Impasse arbitration. — In public-sector arbitration under the Public Employee Bargaining Act, the arbitrator is required to select an offer in its entirety and cannot decide particular matters on an issue-by-issue basis. National Union of Hosp. Emps. v. Board of Regents, 2010-NMCA-102, 149 N.M. 107, 245 P.3d 51, cert. denied, 2010-NMCERT-010, 149 N.M. 64, 243 P.3d 1146.
Arbitrator exceeded authority by permitting modification of final offers. — Where a public sector employer and a union reached an impasse in the negotiation of a new collective bargaining agreement and the impasse was submitted to arbitration pursuant to the Public Employee Bargaining Act; during the arbitration hearing, the arbitrator permitted the union to make a revised offer and to modify the revised offer several times and asked the parties to confer in an effort to narrow the issues; and at the conclusion of the hearing, the arbitrator suggested modifications of the party’s offers that would be more to the liking of the arbitrator and directed the parties to submit modified offers, the arbitrator exceeded the arbitrator’s authority under the Public Employee Bargaining Act requiring the arbitrator’s award to be vacated on the ground of misconduct under the Uniform Arbitration Act. National Union of Hosp. Emps. v. Board of Regents, 2010-NMCA-102, 149 N.M. 107, 245 P.3d 51, cert. denied, 2010-NMCERT-010, 149 N.M. 64, 243 P.3d 1146.
An arbitration award that requires a public employer other than the state to expend funds is contingent upon the appropriation and availability of funds. International Assn. of Firefighters v. City of Carlsbad, 2009-NMCA-097, 147 N.M. 6, 216 P.3d 256, cert. denied, 2009-NMCERT-007, 147 N.M. 361, 223 P.3d 358.

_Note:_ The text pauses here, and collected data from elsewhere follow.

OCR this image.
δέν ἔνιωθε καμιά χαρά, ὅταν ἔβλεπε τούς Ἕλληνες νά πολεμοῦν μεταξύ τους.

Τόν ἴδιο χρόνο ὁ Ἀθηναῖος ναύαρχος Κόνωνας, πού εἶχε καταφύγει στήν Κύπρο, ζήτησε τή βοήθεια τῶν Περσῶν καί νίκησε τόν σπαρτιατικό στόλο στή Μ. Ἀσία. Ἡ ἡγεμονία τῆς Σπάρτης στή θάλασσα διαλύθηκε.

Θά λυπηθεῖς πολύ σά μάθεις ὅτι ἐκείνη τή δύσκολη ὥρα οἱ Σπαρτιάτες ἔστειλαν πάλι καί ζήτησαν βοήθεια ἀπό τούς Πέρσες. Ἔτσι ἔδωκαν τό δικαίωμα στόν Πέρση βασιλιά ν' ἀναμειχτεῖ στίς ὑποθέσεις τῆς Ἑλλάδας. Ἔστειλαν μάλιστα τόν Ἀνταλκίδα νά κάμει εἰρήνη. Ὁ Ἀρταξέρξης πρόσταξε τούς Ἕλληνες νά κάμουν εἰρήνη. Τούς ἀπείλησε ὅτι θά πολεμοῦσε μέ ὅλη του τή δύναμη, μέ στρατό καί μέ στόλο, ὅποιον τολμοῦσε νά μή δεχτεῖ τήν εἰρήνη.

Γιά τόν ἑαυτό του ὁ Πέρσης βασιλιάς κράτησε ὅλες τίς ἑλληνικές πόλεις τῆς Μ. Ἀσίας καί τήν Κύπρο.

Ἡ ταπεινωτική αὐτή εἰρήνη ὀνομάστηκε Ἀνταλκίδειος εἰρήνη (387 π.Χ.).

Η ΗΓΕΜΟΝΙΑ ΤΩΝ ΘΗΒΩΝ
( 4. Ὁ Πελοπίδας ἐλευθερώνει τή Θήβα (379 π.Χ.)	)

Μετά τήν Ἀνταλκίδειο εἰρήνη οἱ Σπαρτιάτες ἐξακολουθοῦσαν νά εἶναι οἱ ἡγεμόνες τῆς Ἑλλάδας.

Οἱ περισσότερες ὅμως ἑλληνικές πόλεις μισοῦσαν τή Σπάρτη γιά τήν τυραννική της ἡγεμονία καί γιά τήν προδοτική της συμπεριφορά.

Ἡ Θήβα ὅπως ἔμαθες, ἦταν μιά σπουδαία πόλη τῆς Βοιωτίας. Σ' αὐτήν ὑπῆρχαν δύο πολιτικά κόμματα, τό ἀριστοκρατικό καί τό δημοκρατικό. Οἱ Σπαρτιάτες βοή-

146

Arbitration decision contingent upon appropriation of funds. — Where a municipality and a union reached an impasse in their negotiations over wages; the parties entered into an agreement to resolve the impasse by arbitration and selected an arbitrator; the arbitrator entered an arbitration award pursuant to Section 10-7E-18 NMSA 1978 that awarded a wage increase to the union; and the municipality did not appropriate funds to pay the wage increase, the union could not enforce the arbitration award by an action in district court because, under Section 10-7E-17 NMSA 1978, the arbitration award was contingent upon the appropriation and availability of funds. International Assn. of Firefighters v. City of Carlsbad, 2009-NMCA-097, 147 N.M. 6, 216 P.3d 256, cert. denied, 2009-NMCERT-007, 147 N.M. 361, 223 P.3d 358.
Lack of evergreen clause. — Where the municipality and labor unions reached an impasse in negotiations to replace existing collective bargaining agreements; the municipal labor management ordinance did not require that expiring collective bargaining agreements continue in full force and effect until replaced by subsequent agreements; and no municipal appropriation had occurred to extend the agreements and the municipality did not have available funds to fund the economic components of the extension of the agreements, the Public Employee Bargaining Act did not apply to the economic components of the existing agreements because provisions of collective bargaining agreements that require an expenditure of funds are subject to Subsection E of Section 10-7E-17 NMSA 1978, which requires the specific appropriation and availability of funds and the Act did not require the extension of the existing agreements in conflict with Subsection E of Section 10-7E-17 NMSA 1978. AFSCME Council 18 v. City of Albuquerque, 2013-NMCA-012, 293 P.3d 943, cert. granted, 2013-NMCERT-001.